Il problema di Vladimir Putin è che non può vincere la guerra e neppure perderla. Non può vincere perché glielo impedisce, insieme all’inattesa valentia della resistenza ucraina, la debolezza dell’economia. Non può perderla perché a uno zar non è consentito tornare sconfitto da una spedizione in cui ha messo in gioco la storia e il prestigio di Santa Madre Russia. Quando sarà prossimo al punto in cui non potrà proseguire la guerra e neppure ritirarsi, probabilmente Putin tenterà un rilancio terrificante. Chi potrebbe fermarlo, è domanda che ne trascina un’altra, decisiva: stiamo facendo quanto dovremmo per dividere la Cina dalla Russia?
Putin ha la necessità di chiudere in fretta la guerra, prima che il costo del conflitto e le sanzioni lo costringano a infliggere ai russi razionamenti e code davanti ai negozi alimentari, la povertà sovietica senza più la grandezza imperiale del paese che si divideva il mondo con l’impero nemico.

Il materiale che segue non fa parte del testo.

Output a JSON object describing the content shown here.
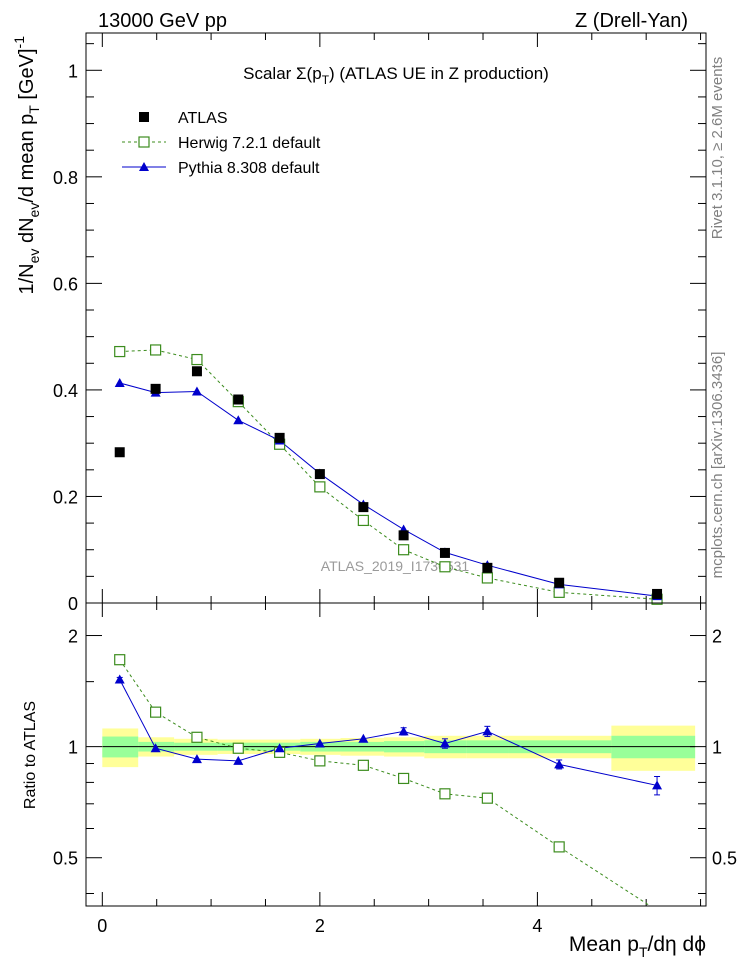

Obiettivo verosimile, ormai alla sua portata: chiudere in una sacca le truppe nemiche nell’Ucraina orientale, sterminarle o farle prigioniere, prendersi un altro pezzo di territorio ucraino, quindi dichiarare che l’Ucraina è stata “demilitarizzata” e dichiarare conclusa l’operazione “anti-terrorismo”; infine pretendere la cessione dei territori conquistati adesso e nel 2014 in cambio dei suoi ostaggi: Kiev e tanti prigionieri. Ma alla resistenza resterebbero territori e strumenti a sufficienza per organizzare la guerra di liberazione.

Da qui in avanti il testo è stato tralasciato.